Melides é frique, que bom, já há militantemente poucos. O hippie
chique e a esquerda caviar são dois braços da mesma vibe mas não emitem aquele
frisson de uma liberdade quase anárquica.
Melides traça a linha da fronteira do litoral alentejano, a sul.
A norte, veraneiam os intrinsecamente betos, os que juntam o tratamento blasé na forma como
se dirigem às pessoas na pessoa do “você”, aos chinelos Vuitton, com os pés
ligeiramente encardidos, às imensas pulseiras e colares sei lá, e que passam férias,
em suas cottage de colmo e mirras, na Herdade das Herdades, a que já foi a mais
do que tudo, que agora se desvanece em talhões cada vez mais pequenos, ainda
assim caríssimos.
Melides é frique mas vai deixar de o ser.
Não é uma aldeia nem particularmente bonita, nem particularmente
feia, nem tem (ainda) restaurantes particularmente dignos de estrelato. Mas tem
restaurantes estrambóticos, inesperados, dados a excentricidades decorativas. Em
vez de uma estátua de um ilustre conhecido local, fizeram uma instalação estatuária
de uma biblioteca pública, com livros e bancos de pedra, num larguinho, ao lado
de uma igreja alentejanamente linda, alvíssima com recortes a azul e um relógio
na torre sineira, que deve ter dado horas sonoras.
Melides tem casas feiosas, outras em bom estilo. Vá-se a saber,
concentram apontamentos excêntricos nas varandas e quintais: bonecos com roupas
de gente e alimárias, de cegonhas desproporcionadas a bambis laranja choque, um
festim do kitch.
Será a chamar a atenção, ou resquício dos efeitos deletérios de
produtos que os friques dizem usar terapeuticamente?

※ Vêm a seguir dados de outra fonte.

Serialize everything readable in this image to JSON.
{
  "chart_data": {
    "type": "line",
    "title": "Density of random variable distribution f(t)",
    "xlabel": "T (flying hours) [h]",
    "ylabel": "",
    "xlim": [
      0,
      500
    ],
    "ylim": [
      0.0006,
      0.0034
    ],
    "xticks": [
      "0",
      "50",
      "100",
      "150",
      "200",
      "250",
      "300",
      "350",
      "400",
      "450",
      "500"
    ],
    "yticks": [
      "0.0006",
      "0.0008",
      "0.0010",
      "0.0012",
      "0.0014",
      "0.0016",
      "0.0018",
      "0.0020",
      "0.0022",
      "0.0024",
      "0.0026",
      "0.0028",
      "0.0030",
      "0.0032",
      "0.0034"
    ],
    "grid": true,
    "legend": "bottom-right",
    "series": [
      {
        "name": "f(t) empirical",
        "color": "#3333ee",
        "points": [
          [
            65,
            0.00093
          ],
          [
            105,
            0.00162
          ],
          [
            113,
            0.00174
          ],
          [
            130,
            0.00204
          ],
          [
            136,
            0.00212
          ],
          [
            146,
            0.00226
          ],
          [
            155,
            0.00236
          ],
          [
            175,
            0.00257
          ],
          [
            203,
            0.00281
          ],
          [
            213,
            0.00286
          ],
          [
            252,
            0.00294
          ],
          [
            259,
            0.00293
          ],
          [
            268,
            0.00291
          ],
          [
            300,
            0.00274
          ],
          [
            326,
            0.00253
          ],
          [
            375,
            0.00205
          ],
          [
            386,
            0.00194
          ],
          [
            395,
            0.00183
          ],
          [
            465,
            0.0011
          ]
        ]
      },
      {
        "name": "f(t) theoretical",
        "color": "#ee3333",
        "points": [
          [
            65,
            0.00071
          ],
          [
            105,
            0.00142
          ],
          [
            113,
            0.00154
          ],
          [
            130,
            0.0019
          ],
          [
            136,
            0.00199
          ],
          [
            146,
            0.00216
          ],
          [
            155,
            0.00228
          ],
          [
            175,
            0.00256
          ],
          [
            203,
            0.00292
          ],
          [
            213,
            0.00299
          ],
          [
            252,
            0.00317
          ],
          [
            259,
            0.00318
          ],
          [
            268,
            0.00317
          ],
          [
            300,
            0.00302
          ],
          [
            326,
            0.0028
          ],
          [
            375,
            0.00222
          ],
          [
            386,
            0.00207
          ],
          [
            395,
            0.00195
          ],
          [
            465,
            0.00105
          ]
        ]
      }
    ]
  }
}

Em abono, a maioria dos habitantes é gente que não fuma, paga
impostos e já se conformou há muito.
No café dos sininhos de medronho, locais queixam-se que não têm
um hospital público de jeito - à mão. Há pessoas que nunca estão satisfeitas.
Pode ser que os queixosos sejam os friques das ervas de cheiro.
Na estrada que nos dirige à praia, passa-se um parque de
campismo, condição suficiente, para fazer de Melides um destino popular e
frique. Não o visitámos. Por fora apresenta todos os sinais de que viver
temporariamente em harmonia e conexão astral com a natureza no seu estado mais
puro, não vai ser uma das experiências para disfrutar neste parque.
A estrada desemboca no parque de estacionamento (gratuito, sinal
de que a zona ainda está descontaminada dos efeitos capitalistas das praias da
ínsula de Tróia). Apresenta-se aí, um conjunto de edifícios com linhas
contemporâneas, a oferecerem restaurantes e bares, até que um dia, quando mudar
a sorte que Melides tem de ainda ser frique, serem reconvertidos em lojas com marcas
griffe e conceitos echo-trendy, negócios de tias chiques e hippies – algumas de
esquerda -, que se meteram no business, porque é giro, não porque precisem do
dinheiro. Nascerão também e isso sim como cogumelos: rooftops, sunset spots,
com música a bombar futilidade.
Daí à praia um passadiço, em madeira, com vistas para um lago
humilde, circundado de hortas e das floras do campo, bucólico.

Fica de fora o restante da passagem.